When it comes to intentional exercise, having a plan is hard to argue with. Setting goals, taking measurements, and building routines are important to the program. Creating a great plan is often step one. To promote lasting change, it needs to have purpose and be resilient. That’s why a common second step is changing that great plan.
Your routines are only as good as their ability to change, both as a reaction to external stressors and to promote further adaptation.
Like to listen instead of read? Check out the 5-minute mini podcast that inspired this article from blog author and Hyatt Training intern, Max Steele.
Have you ever given up on a session because things weren’t going right? An emergency comes up, you’re experiencing pain, or struggling with motivation. You aren’t sure how to compensate, so you throw in the towel. You can always try again next week, but today is a loss. Ruined by the uncontrollable chaos of life.
The truth? Life is chaos, and we must build routines with that in mind. They need to be both intentional and flexible.
You are going to experience obstacles. Surprises, emergencies, and other competing demands will chip away at you. You have to decide what to drop when the day doesn’t go to plan. Trade offs are part of life, but these can be triggers for adaptation instead of panic.
Know what is essential to the plan. Don’t get bogged down in exact rep ranges or where you “should be” at this point in the program. Progress is not linear and we can’t set a personal best every week. Knowing when, and how, to pivot can save you from feeling like you’re wasting time. Be willing to change the routine to fit the container, even if the container itself changes last-minute.
We can also change the routine intentionally to promote adaptation. You’ve already been doing this with your trainer. You don’t perform the same movements in the same rep ranges forever and expect your muscles to adapt or your sprint to keep getting faster.
With these intentional changes, we always have a reason. That could be to switch from muscle growth to endurance. It could be to work on form, or correct an imbalance. It might be as simple as breaking up tedium.
We plan these intentional changes first, and then alter them in response to the unexpected. Think about it like this: we’re creating artificial disruption and then adapting that to the organic disruption you’re already experiencing.

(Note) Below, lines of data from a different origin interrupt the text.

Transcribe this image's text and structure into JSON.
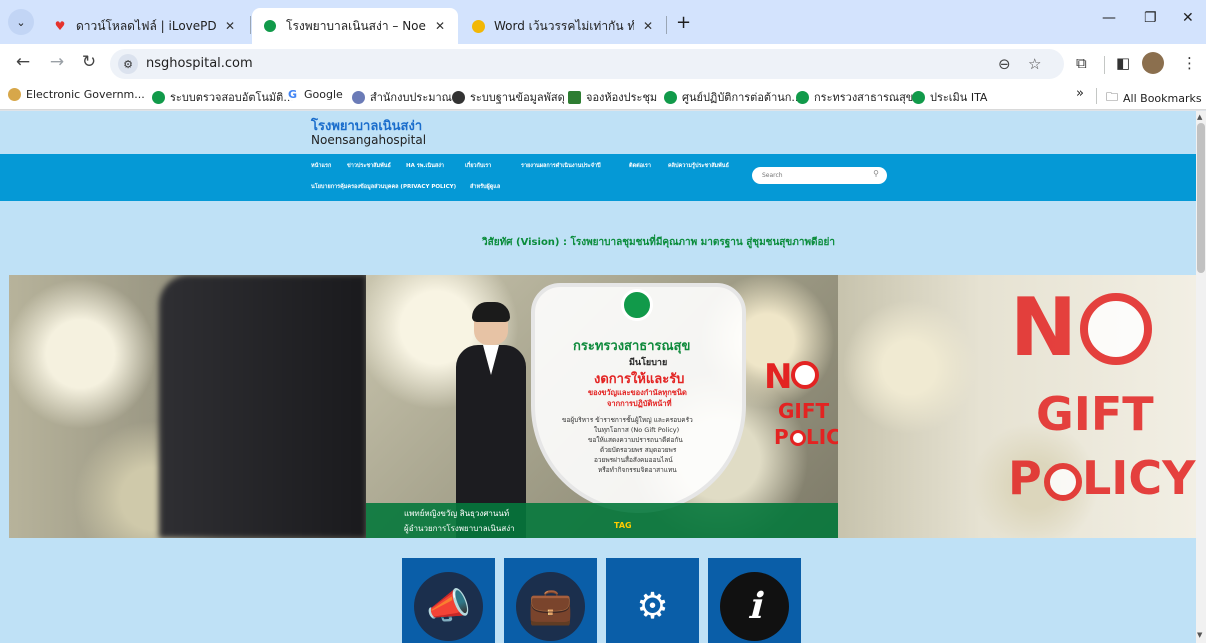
{
  "browser": {
    "tabs": [
      {
        "title": "ดาวน์โหลดไฟล์ | iLovePDF",
        "favicon": "heart-icon",
        "color": "#e5322d"
      },
      {
        "title": "โรงพยาบาลเนินสง่า – Noensangah",
        "favicon": "moph-logo-icon",
        "color": "#119a4a"
      },
      {
        "title": "Word เว้นวรรคไม่เท่ากัน ทำไงครับ? -",
        "favicon": "smiley-icon",
        "color": "#f2b705"
      }
    ],
    "new_tab_label": "+",
    "close_glyph": "✕",
    "url": "nsghospital.com",
    "bookmarks": [
      {
        "label": "Electronic Governm..."
      },
      {
        "label": "ระบบตรวจสอบอัตโนมัติ..."
      },
      {
        "label": "Google"
      },
      {
        "label": "สำนักงบประมาณ"
      },
      {
        "label": "ระบบฐานข้อมูลพัสดุ"
      },
      {
        "label": "จองห้องประชุม"
      },
      {
        "label": "ศูนย์ปฏิบัติการต่อต้านก..."
      },
      {
        "label": "กระทรวงสาธารณสุข"
      },
      {
        "label": "ประเมิน ITA"
      }
    ],
    "bookmarks_overflow": "»",
    "all_bookmarks": "All Bookmarks"
  },
  "site": {
    "title": "โรงพยาบาลเนินสง่า",
    "subtitle": "Noensangahospital",
    "menu": [
      "หน้าแรก",
      "ข่าวประชาสัมพันธ์",
      "HA รพ.เนินสง่า",
      "เกี่ยวกับเรา",
      "รายงานผลการดำเนินงานประจำปี",
      "ติดต่อเรา",
      "คลิปความรู้ประชาสัมพันธ์",
      "นโยบายการคุ้มครองข้อมูลส่วนบุคคล (PRIVACY POLICY)",
      "สำหรับผู้ดูแล"
    ],
    "search_placeholder": "Search",
    "vision": "วิสัยทัศ (Vision) : โรงพยาบาลชุมชนที่มีคุณภาพ มาตรฐาน สู่ชุมชนสุขภาพดีอย่า"
  },
  "banner": {
    "ministry": "กระทรวงสาธารณสุข",
    "policy_line1": "มีนโยบาย",
    "policy_line2": "งดการให้และรับ",
    "policy_line3": "ของขวัญและของกำนัลทุกชนิด",
    "policy_line4": "จากการปฏิบัติหน้าที่",
    "body_lines": [
      "ขอผู้บริหาร ข้าราชการชั้นผู้ใหญ่ และครอบครัว",
      "ในทุกโอกาส (No Gift Policy)",
      "ขอให้แสดงความปรารถนาดีต่อกัน",
      "ด้วยบัตรอวยพร สมุดอวยพร",
      "อวยพรผ่านสื่อสังคมออนไลน์",
      "หรือทำกิจกรรมจิตอาสาแทน"
    ],
    "no_text": "N",
    "gift_text": "GIFT",
    "policy_text": "P",
    "policy_text2": "LICY",
    "director_name": "แพทย์หญิงขวัญ สินธุวงศานนท์",
    "director_title": "ผู้อำนวยการโรงพยาบาลเนินสง่า",
    "tag_label": "TAG"
  },
  "tiles": [
    {
      "icon": "megaphone-icon",
      "glyph": "📣",
      "disc": "#1b2f4d"
    },
    {
      "icon": "briefcase-icon",
      "glyph": "💼",
      "disc": "#1b2f4d"
    },
    {
      "icon": "service-box-icon",
      "glyph": "⚙",
      "disc": "#0a5ea8"
    },
    {
      "icon": "info-icon",
      "glyph": "ℹ",
      "disc": "#111111"
    }
  ]
}
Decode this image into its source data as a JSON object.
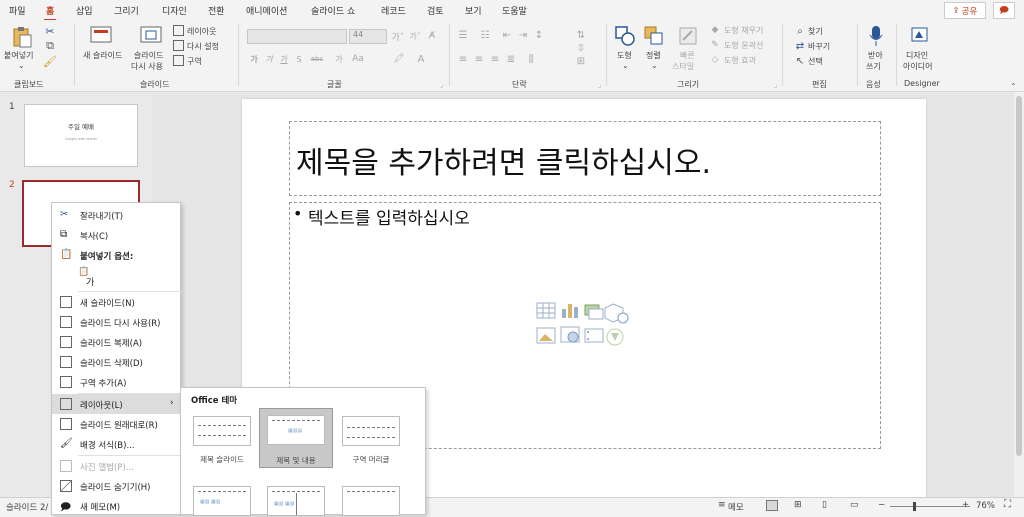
{
  "tabs": [
    "파일",
    "홈",
    "삽입",
    "그리기",
    "디자인",
    "전환",
    "애니메이션",
    "슬라이드 쇼",
    "레코드",
    "검토",
    "보기",
    "도움말"
  ],
  "active_tab": "홈",
  "share_label": "공유",
  "ribbon": {
    "clipboard": {
      "paste": "붙여넣기",
      "group": "클립보드"
    },
    "slides": {
      "new_slide": "새 슬라이드",
      "reuse_1": "슬라이드",
      "reuse_2": "다시 사용",
      "layout": "레이아웃",
      "reset": "다시 설정",
      "section": "구역",
      "group": "슬라이드"
    },
    "font": {
      "size": "44",
      "group": "글꼴",
      "buttons": [
        "가",
        "가",
        "가",
        "S",
        "abc",
        "가"
      ]
    },
    "paragraph": {
      "group": "단락"
    },
    "drawing": {
      "shapes": "도형",
      "arrange": "정렬",
      "quick_1": "빠른",
      "quick_2": "스타일",
      "fill": "도형 채우기",
      "outline": "도형 윤곽선",
      "effects": "도형 효과",
      "group": "그리기"
    },
    "editing": {
      "find": "찾기",
      "replace": "바꾸기",
      "select": "선택",
      "group": "편집"
    },
    "voice": {
      "dictate_1": "받아",
      "dictate_2": "쓰기",
      "group": "음성"
    },
    "designer": {
      "ideas_1": "디자인",
      "ideas_2": "아이디어",
      "group": "Designer"
    }
  },
  "slides": [
    {
      "num": "1",
      "title": "주일 예배",
      "subtitle": "Insight with words"
    },
    {
      "num": "2"
    }
  ],
  "slide": {
    "title_placeholder": "제목을 추가하려면 클릭하십시오.",
    "body_placeholder": "텍스트를 입력하십시오"
  },
  "context_menu": {
    "cut": "잘라내기(T)",
    "copy": "복사(C)",
    "paste_options": "붙여넣기 옵션:",
    "paste_keep": "가",
    "new_slide": "새 슬라이드(N)",
    "reuse": "슬라이드 다시 사용(R)",
    "duplicate": "슬라이드 복제(A)",
    "delete": "슬라이드 삭제(D)",
    "add_section": "구역 추가(A)",
    "layout": "레이아웃(L)",
    "reset": "슬라이드 원래대로(R)",
    "format_bg": "배경 서식(B)...",
    "photo_album": "사진 앨범(P)...",
    "hide": "슬라이드 숨기기(H)",
    "new_comment": "새 메모(M)"
  },
  "layout_submenu": {
    "theme": "Office 테마",
    "layouts": [
      "제목 슬라이드",
      "제목 및 내용",
      "구역 머리글"
    ]
  },
  "status": {
    "slide_info": "슬라이드 2/",
    "notes": "메모",
    "zoom": "76%"
  },
  "colors": {
    "accent": "#c43e1c",
    "selected_thumb": "#9d2a2a"
  }
}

An adaptable exercise program doesn’t suffer from chaos, it thrives.
So, how do you know it’s time to change a routine? How can you be sure you aren’t trying to avoid hard work? You have to answer that second question yourself, but hard work or not, giving up instead of adapting helps no one.
3 Signs to Watch For
You’re bored – you’re glad to be moving, but you wish it was a different movement type or at a different pace. Focus is falling and form is suffering as well. Small changes can make a big difference here.

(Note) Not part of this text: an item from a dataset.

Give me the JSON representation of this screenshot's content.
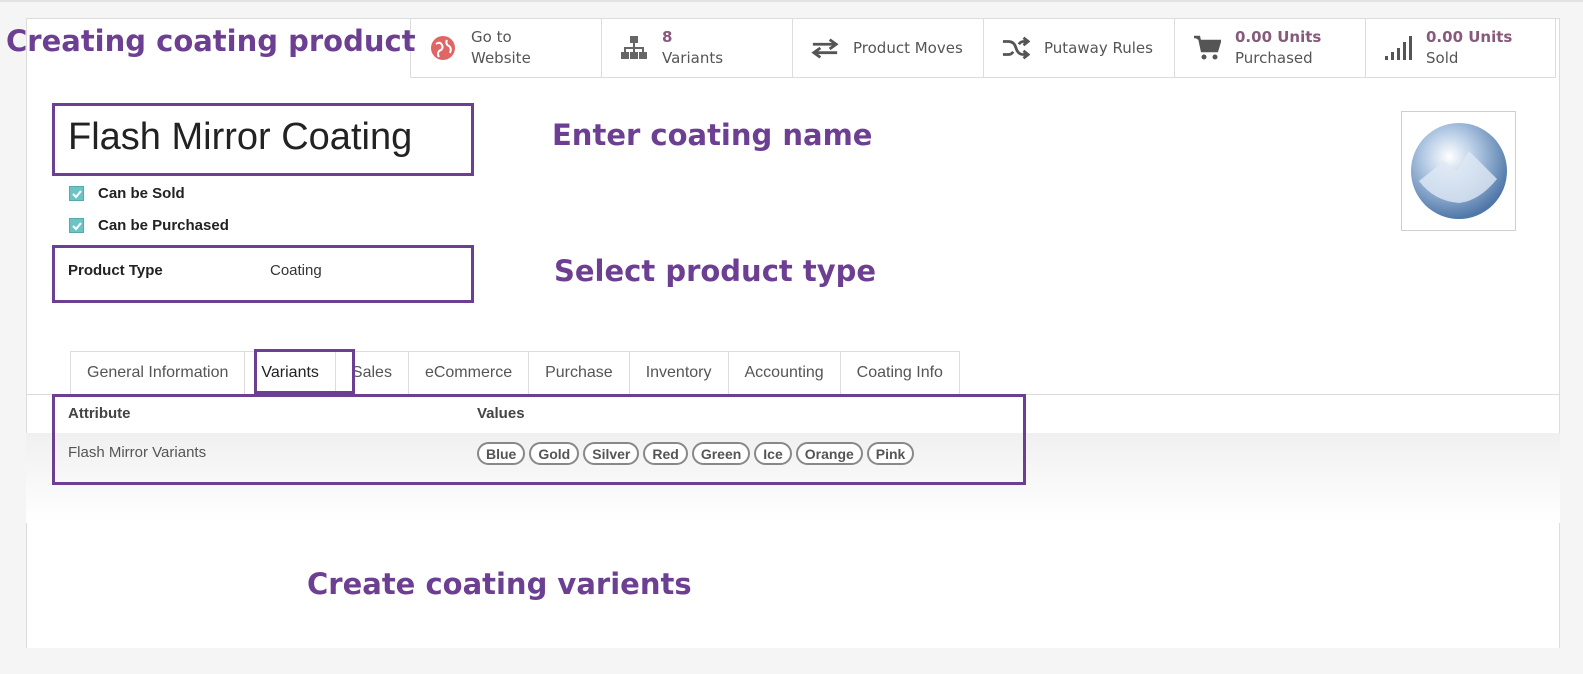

You’re not recovering – you’re still sore from last session, and maybe the session before that. Let your trainer know. If you’re training on your own, listen to your body. Illness or injury are far more disruptive than slowing down.
You’ve lost all love for exercise. It’s a chore now; completely joyless. This situation is critical. You’re at risk of giving up and something has to change. Talk to your trainer as soon as possible.
Changing Your Schedule
You may have to reschedule a workout for any number of reasons. If you’re not used to it, the difference can be jarring. After the initial shock you might find the new time slot works as well as the old one. Gaining some schedule flexibility can be crucial if you’re struggling to fit training in.
Changing the Movement
Variations of familiar exercises (ex: decline pushups) can shift the focus to underutilized muscles. Overuse injuries might be avoided by using the same muscles in slightly different ways. Switching up movements can also help overcome boredom, which is an intensity killer.
Changing the Intensity
“Put in the work” doesn’t translate to “go hard or go home.” Even top athletes use deload periods to recover, work on technique, and bust through plateaus. Know when to take the intensity down a notch, or your body will do it for you.
Remember that day-to-day stressors affect your strength, energy level, recovery rate, and willingness to work. You probably can’t adapt your whole life to improve your workouts, but the inverse is possible.
Work With Your Trainer
As trainers, we want to keep you moving, minimize your risk of injury, and see you achieve goals. We understand the benefits of variety and program changes into your sessions for this reason.
You might misjudge when to push yourself or when to ease up. That’s where a personal trainer comes in, but you also need to listen to your body and communicate. When your trainer asks “How are you feeling today?” it isn’t a polite conversation opener. We’re asking for an honest response.
We all want to build resilient, effective systems that deliver results. Figuring out when things aren’t working or how often we need to adapt the plan is a team effort. You can trust your trainer to do the number crunching and worry about the latest research. You just need to keep a flexible, adventurous mind.
Life is chaos, but we can work with that.